In signal processing, even if your frequency is not kept constant you can still have a digital signal. Bringing that back to bioinformatics, that would imply it doesn't matter if you used fixed-step binning, variable-step binning, or no binning at all - digitization would only refer to the signal intensity. Really, binarization is probably a better word, since digitization implies encoding (which could be lossless) which is obviously not what you want.
It's a good question Ace, but I think we need to know a little more about what your wider goal is before suggesting anything that may do the opposite of what you really want. Is it Chromatin State related by any chance?
Hi,
it is true, that the terms are actually misleading.
What i meant is, that i need to convert the existing 1 bp resolution methylation data that i have downloaded into 20 bp resolution data.

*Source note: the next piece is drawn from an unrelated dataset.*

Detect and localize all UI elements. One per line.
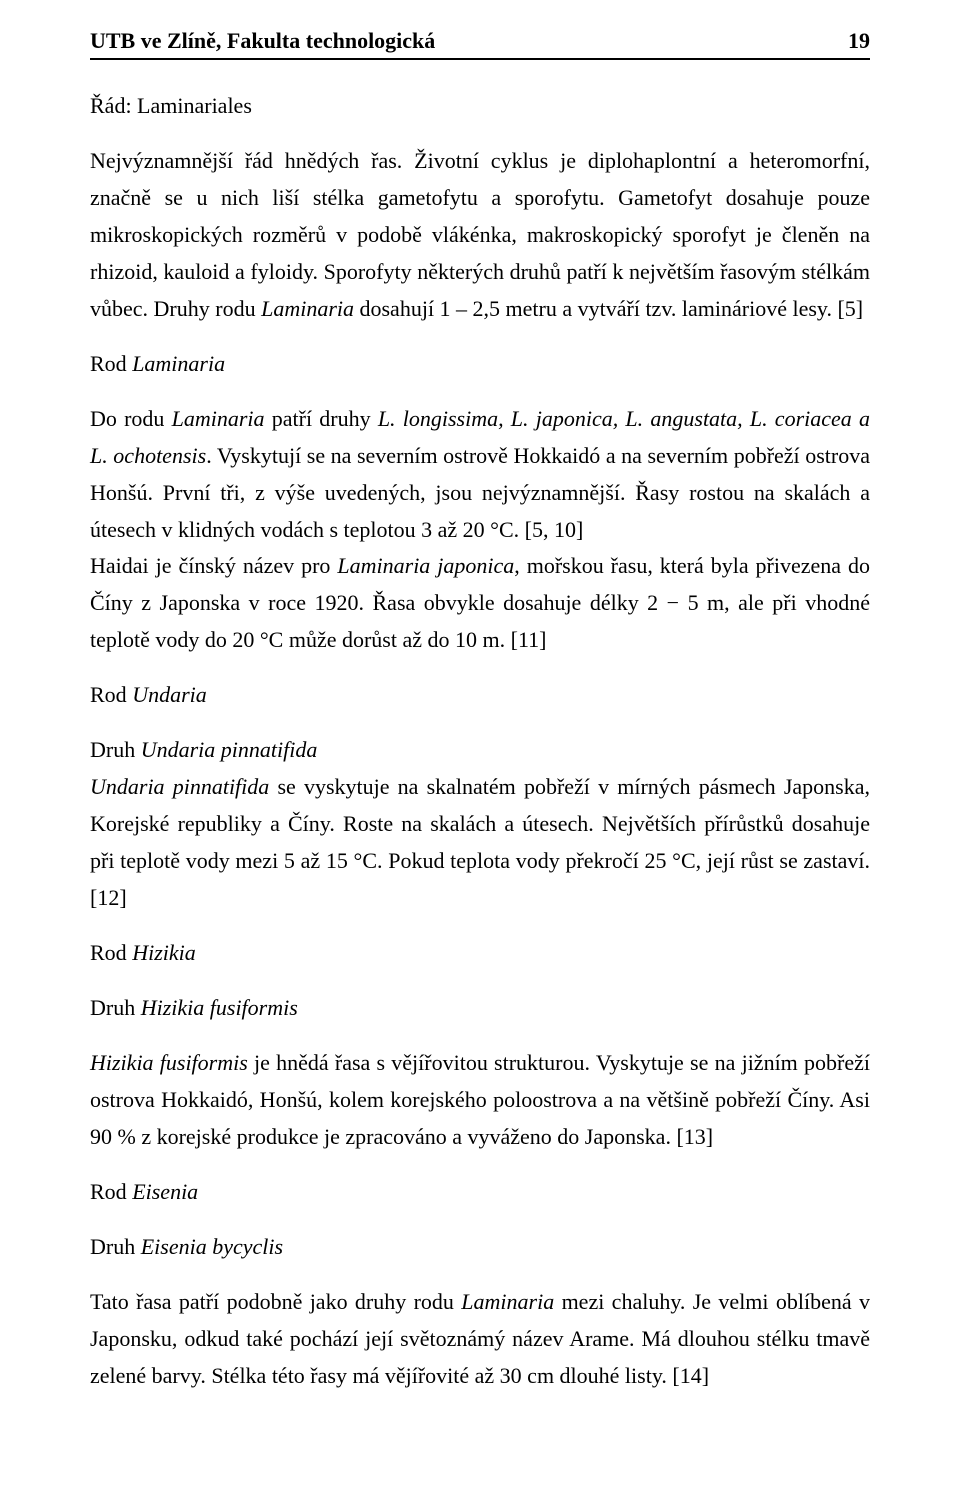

The downloaded methylation file (1 bp resolution) stores for each cytosine the methylation value between 0.0 and 1.0 (if it is metgylated at all). I wanted to use BEDOPS to calculate the binned methylation values throughout the genome, but i still can't figure out how, so i hope someone can help me
Ah ok, no worries - so you just want to bin the data using a 20bp window. The only question left really, is how do you want your methylation values to be averaged? Mean methylation? Max methylation? Average methylation, only looking at bases that could actually be methylated? Average over all Cs not just CpGs, etc.
Fortunately 20bp is still pretty tiny, but if you went up to, say, 200bp, and you have just 1 CpG that's methylated at 100%, the other 199bp get included in that and set to 100% methylated. Alternatively, you average over all 200bp and now it doesn't matter what that 1 CpG was, it could never result in a methylation level above 0.5%.
I don't know what the correct/standard way to bin methylation data is, but im sure someone more knowledgeable will help soon :) All I know is that it's kind of problematic since "no data" is not the same as "no methylation", and CpG sites are very non-randomly distributed.
Im not too sure about that myself to be honest. Some sources say that it should be the mean of all values within a bin and some say, that it should be the number of methylated CpG divided by the number of all CpG within a bin. Apparently the "one and only correct way" does not exist.